I can only go so far in imagining the scene, and then I get this kind of block. It was sweet, fragile Winnie who found them. When she came to my place later in the week, Winnie still did her job, but she told me more about what she saw than I had ever wanted to know. Winnie finally had to quit. Her life became nothing but police interviews. The woman constantly had to go to the Police Department to tell what she saw and what she found. Winnie was even smaller than me and more fragile.
I hope that Sharon’s sister Debra’s new book about Sharon does really well, because she has captured the real Sharon in it, not just by the beautiful photos, but the narrative that goes along with them. She certainly couldn’t have worked harder to highlight the Sharon that we knew, not the Sharon that her killers and the media helped create. Sharon was not a drug-ridden, sleep-around lady. This was as gracious a lady as Grace Kelly or anybody else in that stratum that we think of as precious.

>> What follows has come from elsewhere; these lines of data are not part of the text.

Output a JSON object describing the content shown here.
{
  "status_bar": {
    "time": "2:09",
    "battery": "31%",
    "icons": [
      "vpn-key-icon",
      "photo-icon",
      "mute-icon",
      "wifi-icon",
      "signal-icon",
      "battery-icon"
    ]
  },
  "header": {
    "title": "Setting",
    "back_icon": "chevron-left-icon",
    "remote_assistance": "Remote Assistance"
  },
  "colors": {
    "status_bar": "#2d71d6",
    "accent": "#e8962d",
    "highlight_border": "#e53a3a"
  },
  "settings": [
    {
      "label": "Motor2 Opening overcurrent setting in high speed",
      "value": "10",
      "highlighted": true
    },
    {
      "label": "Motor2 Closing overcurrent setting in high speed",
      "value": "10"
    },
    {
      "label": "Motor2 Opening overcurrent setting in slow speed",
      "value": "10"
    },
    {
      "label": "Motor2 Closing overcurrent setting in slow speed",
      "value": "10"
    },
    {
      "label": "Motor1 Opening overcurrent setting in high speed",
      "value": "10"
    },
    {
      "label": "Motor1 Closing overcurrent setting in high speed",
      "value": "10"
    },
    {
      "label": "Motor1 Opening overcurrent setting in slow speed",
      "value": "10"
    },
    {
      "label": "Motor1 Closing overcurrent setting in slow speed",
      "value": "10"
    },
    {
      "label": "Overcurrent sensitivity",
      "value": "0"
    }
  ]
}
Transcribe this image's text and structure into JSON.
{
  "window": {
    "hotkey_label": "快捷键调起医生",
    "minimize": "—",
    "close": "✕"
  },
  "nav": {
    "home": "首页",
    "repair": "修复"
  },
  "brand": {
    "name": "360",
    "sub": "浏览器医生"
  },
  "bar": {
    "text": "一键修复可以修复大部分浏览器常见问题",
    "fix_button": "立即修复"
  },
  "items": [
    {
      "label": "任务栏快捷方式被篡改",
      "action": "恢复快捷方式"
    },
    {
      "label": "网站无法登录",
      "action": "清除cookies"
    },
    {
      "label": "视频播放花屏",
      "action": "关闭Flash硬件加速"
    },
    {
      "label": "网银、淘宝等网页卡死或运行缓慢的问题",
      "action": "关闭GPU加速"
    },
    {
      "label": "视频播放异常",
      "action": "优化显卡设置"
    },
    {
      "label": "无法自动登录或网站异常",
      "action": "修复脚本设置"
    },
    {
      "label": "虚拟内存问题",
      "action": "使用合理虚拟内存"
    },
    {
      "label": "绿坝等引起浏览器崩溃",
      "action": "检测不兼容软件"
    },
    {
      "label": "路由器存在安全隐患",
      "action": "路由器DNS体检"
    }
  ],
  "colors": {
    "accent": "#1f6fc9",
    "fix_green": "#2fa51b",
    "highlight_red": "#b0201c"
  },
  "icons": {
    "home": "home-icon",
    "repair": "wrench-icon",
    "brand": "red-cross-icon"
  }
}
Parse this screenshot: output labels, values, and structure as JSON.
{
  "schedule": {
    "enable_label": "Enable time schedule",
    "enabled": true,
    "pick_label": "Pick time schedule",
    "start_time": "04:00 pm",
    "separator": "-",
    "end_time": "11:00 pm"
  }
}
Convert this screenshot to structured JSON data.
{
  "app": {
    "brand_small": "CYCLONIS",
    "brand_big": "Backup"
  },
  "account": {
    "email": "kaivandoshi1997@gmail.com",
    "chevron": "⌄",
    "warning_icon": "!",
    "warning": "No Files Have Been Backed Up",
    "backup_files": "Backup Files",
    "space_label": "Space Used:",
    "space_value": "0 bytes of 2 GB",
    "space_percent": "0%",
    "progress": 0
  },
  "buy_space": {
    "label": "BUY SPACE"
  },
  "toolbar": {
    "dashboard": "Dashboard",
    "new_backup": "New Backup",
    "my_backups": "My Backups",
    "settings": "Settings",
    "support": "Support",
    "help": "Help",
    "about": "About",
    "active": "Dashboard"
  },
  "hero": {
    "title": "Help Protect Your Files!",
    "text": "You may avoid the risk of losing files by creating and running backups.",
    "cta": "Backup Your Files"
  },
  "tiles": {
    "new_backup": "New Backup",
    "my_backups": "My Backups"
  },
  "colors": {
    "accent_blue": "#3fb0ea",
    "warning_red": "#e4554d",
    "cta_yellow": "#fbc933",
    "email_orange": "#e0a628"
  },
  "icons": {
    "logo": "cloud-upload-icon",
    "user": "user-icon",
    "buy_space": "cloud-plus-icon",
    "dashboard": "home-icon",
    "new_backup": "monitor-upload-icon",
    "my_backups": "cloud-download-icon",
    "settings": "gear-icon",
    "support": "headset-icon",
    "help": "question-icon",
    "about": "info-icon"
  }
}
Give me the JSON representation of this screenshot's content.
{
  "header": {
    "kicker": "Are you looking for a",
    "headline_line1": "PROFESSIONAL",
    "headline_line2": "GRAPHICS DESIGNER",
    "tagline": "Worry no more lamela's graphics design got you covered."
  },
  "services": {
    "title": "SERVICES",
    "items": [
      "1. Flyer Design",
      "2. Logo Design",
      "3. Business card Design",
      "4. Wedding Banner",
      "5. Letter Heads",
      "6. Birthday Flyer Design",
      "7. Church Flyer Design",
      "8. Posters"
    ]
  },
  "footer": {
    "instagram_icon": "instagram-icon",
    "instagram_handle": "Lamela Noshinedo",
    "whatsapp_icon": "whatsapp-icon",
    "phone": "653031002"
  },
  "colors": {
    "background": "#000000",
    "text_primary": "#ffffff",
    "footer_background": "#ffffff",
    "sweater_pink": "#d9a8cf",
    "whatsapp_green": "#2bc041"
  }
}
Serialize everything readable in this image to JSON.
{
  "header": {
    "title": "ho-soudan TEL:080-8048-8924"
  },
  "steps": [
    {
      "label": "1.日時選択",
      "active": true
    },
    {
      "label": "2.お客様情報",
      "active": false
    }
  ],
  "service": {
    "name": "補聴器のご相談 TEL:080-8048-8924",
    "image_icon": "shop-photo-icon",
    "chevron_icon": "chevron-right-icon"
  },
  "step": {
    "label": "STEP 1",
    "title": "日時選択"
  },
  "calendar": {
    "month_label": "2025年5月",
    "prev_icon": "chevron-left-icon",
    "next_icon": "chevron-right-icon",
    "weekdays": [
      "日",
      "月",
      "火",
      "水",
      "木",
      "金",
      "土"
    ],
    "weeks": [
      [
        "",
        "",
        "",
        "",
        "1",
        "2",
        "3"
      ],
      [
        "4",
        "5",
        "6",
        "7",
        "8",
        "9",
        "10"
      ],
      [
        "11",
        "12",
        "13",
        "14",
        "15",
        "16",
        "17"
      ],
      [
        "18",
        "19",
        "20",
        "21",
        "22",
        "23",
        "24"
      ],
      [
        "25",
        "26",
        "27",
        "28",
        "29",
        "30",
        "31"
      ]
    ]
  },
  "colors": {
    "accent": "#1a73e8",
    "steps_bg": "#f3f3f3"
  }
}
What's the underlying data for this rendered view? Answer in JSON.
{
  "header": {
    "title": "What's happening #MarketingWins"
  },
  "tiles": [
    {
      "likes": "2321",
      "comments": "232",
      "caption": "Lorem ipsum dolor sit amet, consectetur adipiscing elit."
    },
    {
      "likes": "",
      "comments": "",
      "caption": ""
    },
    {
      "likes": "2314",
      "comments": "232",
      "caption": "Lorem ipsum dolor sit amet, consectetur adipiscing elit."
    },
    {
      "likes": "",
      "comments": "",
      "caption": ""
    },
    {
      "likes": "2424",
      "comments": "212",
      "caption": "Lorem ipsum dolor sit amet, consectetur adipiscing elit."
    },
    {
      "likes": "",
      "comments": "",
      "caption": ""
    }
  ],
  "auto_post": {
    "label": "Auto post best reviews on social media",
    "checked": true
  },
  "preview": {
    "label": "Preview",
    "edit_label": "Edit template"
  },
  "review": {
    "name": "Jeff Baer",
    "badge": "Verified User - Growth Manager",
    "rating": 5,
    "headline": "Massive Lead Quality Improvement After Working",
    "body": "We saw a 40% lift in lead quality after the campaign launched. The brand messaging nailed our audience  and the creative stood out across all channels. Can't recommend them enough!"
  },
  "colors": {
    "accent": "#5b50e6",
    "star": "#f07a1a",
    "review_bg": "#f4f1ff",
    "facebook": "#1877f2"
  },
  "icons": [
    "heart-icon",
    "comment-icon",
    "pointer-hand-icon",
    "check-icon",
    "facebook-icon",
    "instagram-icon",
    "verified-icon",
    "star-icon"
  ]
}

I am a grandma today, and Sharon probably would have been, as well. I’m sure we’d piss and moan about getting old, but her physical attributes were not important to her. Maybe because she had them, she didn’t get upset about them, but that wasn’t where she lived. I have said this before, and other people have said it, and it can be cloying, but Sharon’s true beauty was on the inside. God just gave her a pretty outside because she deserved it.